Cette remarque ne nous dédouane pourtant pas de repasser par le discours collectif, le mythe, la légende, la politique, le social… Car il ne faudrait pas non plus parler d’un inconscient individuel.
Lacan a proposé dans l’élaboration issue de mai 68, dans l’envers de la psychanalyse et après, d’envisager le discours comme un mode régulatoire, c’est-à-dire en nommant discours les régulations. Il en viendra à produire quatre discours, au moins, pour rendre compte de ce qu’il est tout-à-fait fondamental de ne pas envisager le langage et son expression discursive comme univoque, mais bien de toujours y repérer l’agencement ou l’organisation des choses autour du signifiant, au pari magnifique qu’il est premier, et d’y lier le sujet de l’inconscient. Il n’y a, à mon sens, que cette idée de poinçon entre individuel et collectif qui puisse ouvrir l’espace de ce travail.

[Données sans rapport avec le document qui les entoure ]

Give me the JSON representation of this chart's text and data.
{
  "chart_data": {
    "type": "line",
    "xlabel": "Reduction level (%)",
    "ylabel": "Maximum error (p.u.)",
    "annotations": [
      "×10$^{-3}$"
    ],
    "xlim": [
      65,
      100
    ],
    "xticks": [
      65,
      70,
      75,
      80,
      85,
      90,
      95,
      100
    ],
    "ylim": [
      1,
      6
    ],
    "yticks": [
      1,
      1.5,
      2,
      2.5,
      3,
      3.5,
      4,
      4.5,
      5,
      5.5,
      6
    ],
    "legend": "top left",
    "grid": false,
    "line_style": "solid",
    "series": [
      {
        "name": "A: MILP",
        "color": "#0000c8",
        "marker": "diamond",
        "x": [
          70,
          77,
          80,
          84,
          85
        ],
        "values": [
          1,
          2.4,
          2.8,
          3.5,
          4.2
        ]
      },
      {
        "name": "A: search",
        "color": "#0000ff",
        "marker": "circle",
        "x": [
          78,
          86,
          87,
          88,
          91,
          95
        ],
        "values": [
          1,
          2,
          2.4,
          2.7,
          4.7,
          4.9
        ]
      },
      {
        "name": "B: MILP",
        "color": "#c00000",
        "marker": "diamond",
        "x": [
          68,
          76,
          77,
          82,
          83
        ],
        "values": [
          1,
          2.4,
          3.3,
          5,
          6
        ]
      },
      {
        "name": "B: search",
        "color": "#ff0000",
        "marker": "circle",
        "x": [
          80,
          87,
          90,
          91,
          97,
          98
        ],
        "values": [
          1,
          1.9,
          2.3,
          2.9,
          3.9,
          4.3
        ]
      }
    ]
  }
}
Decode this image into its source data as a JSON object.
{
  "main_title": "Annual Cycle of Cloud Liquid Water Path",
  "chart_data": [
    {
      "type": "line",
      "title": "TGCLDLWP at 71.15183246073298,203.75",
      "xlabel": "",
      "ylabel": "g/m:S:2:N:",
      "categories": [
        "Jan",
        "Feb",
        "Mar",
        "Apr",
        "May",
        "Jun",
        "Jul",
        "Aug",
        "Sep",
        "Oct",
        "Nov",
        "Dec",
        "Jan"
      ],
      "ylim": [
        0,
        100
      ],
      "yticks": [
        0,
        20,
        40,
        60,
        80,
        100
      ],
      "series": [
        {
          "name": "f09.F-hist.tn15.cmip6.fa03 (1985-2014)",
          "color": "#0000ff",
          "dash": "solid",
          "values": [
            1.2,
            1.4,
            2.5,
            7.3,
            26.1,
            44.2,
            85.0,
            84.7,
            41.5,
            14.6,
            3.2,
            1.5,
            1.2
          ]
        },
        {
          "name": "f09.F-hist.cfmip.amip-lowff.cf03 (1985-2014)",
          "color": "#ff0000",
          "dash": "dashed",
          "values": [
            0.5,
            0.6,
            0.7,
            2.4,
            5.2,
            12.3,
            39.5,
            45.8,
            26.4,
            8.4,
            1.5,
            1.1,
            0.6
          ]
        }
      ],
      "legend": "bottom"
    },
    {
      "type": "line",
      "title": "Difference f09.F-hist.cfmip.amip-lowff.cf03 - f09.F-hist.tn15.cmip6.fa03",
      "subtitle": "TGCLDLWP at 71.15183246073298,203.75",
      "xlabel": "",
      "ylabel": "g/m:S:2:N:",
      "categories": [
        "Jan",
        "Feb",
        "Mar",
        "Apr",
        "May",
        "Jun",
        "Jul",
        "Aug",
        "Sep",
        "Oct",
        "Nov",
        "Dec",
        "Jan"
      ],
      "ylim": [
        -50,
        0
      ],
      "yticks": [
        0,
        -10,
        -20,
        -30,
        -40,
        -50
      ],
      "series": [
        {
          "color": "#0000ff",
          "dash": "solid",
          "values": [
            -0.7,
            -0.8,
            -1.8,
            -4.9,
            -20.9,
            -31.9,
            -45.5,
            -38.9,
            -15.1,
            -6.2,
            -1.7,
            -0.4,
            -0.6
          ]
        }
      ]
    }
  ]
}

Il n’y a pas de réflexion sur les mythes, les légendes, les événements, la pandémie, la politique et le social qui ne soit pas une réflexion clinique sur les émergences subjectives et inversement, il n’y a pas d’émergence subjective (terme que j’utilise à l’endroit du sujet lacanien) sans une hystorisation (avec le y que se plait à y mettre Lacan), c’est-à-dire sans le contexte troué de notre rapport inscrit à jamais au langage et à la demande. Traumatiser cette affaire est déjà un parti pris qui forclot temporairement la qualité de poinçon pour en faire une barre entre le collectif et l’individuel, renvoyant le sujet à ne plus pouvoir s’envisager que par soi-même, éjecté du collectif par l’événement.
Il n’y a pas à traumatiser le sujet de l’événement en cours, mais bien d’y entendre ce qu’il a à nous enseigner de son rapport au langage commun.